If you work in an office, around this time of year you'll probably be participating in some sort of gift exchange. If you don't do Secret Santa, it's probably some variant of the White Elephant theme — everyone spends 20 bucks on a present, you draw numbers to determine the order in which you choose your gift, yadda yadda.
But then eventually theft becomes involved, as part of the game's rules state you can "steal" the present you really want from someone who got it before you did.
And, this, dear readers, is where shit just gets real. In order to score that Pottery Barn gift card and pass the Three Way Poncho onto some other chump, I learned today that you gotta play by some rules. And, much like Fight Club, the first rule is that you don't talk about the rules.
That one's unwritten and not really true, so, like, here's the rest:
#1. Do you like your gift? By absolutely NO MEANS TELL ANYONE. Stare down at that really practical gift card or those baddass fingerless gloves that are just SO TOUGH and resist the urge to do anything but maaaaaaaybe kinda smile and describe it as light and matter-of-factly as you possibly can. Be all like "Oh, gloves. <show everyone> And they don't have fingers." <weak smile> Then sit your ass down.
Avoid statements about how the lack of such a joyful, fun present might literally make you cry in attempts for mercy on your godforsaken soul with the belief that people might let you keep it. It's a cruel, cruel world we live in, and the reality is that if you, say — hypothetically, go on and on at length about how boss, let's say, a flask is (not that any of this happened) — your, say, COO or something, might swoop on in and mercilessly steal your joy for a loved one.

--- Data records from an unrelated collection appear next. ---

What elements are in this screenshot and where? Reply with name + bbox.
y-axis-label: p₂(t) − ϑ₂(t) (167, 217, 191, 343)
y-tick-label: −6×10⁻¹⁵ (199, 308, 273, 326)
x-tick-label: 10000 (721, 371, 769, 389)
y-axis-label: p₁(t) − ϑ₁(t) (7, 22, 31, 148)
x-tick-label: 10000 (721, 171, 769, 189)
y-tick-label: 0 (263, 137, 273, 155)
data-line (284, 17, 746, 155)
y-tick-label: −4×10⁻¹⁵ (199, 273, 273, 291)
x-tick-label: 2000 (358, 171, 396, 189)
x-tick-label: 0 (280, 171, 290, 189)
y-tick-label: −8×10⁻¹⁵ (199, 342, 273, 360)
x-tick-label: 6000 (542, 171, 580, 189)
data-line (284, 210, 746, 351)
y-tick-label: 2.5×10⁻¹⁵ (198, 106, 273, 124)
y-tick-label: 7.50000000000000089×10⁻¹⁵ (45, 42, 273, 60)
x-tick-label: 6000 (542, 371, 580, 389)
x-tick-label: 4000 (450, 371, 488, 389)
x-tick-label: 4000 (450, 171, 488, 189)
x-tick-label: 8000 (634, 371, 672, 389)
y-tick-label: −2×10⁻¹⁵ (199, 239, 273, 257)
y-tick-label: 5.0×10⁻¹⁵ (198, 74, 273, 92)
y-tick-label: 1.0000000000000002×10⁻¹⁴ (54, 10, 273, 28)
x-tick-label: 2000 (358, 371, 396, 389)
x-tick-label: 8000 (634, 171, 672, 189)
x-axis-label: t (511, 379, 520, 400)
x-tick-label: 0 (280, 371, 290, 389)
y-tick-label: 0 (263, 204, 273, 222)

(Wait. Forget that last line. I might get fired* and it was truly a really sweet sentiment.)
Should you violate rule #1 and get that Pocket Hose, don't flip out just yet, because the inverse of why this works, works too. Which brings us to...
#2. Got something you don't particularly want? Pretend you're just pretty cool with it, until it's time for someone close to you in proximity to steal something. There will be silence for a second as they decide — and this is the perfect time to drop that this gift is never leaving your cold, dead hands. It will then almost immediately be snatched. (Heh heh...snatch.)
I'm pretty sure the psychology of office gift exchange hasn't been extensively researched, but I just said it on the internet, so boom. It works. Feel free to cite me in your thesis.
#3. This shit is war, people — all's fair. Collusion is absolutely kosher. So build alliances and strategize early in the game once you figure out what you want.
Today, two of my coworkers executed a steal-and-swap so beautifully that if it wasn't choreographed beforehand I'm going to go ahead and consider it an act of God. If you could genetically create a being with the grace, precision and stamina that lives within both Mikhail Baryshnikov and Michael Jordon, that might get close to what I saw today. And their victory high-five made me realize I haven't truly lived yet. I'm pretty close to the brink of existential crisis right now because of it.
#4. If you really just want to enjoy the spirit of the holidays or whatever, then I guess you could just remind yourself that this is all in good fun. But, better yet — remember to take comfort in the fact that it takes about an hour and a half or so to complete with an average-sized office, which is a pretty sweet ticket out of actual work for close to two hours that Secret Santa just doesn't offer. So choosing this gift exchange is really all the miracle we need. Isn't it? Isn't it?
So, there you go.
On a related note, in my office history past this game has happened with several different names, the origins of which I'm way too lazy to Google. "Dirty Santa" seems rather common but makes it sound way more salacious than it actually is, and on a racist/politically incorrect note I have to tip my hat to "Chinese Gift Exchange." I'm actually curious about the origins of that one, because I don't know any stereotype jokes about the Chinese stealing. Should I? Is this some sort of historical reference that happened in a war? Eh. I went to public school in South Texas. I don't have all the answers.
So, like, happy holidays and junk. See ya next year, office gift exchange.
*Settle down people, this is probably untrue. My COO is hilarious and appreciates hyperbole and is truly a sweet, kind and generous soul. (Unless she, like, fires me some day.)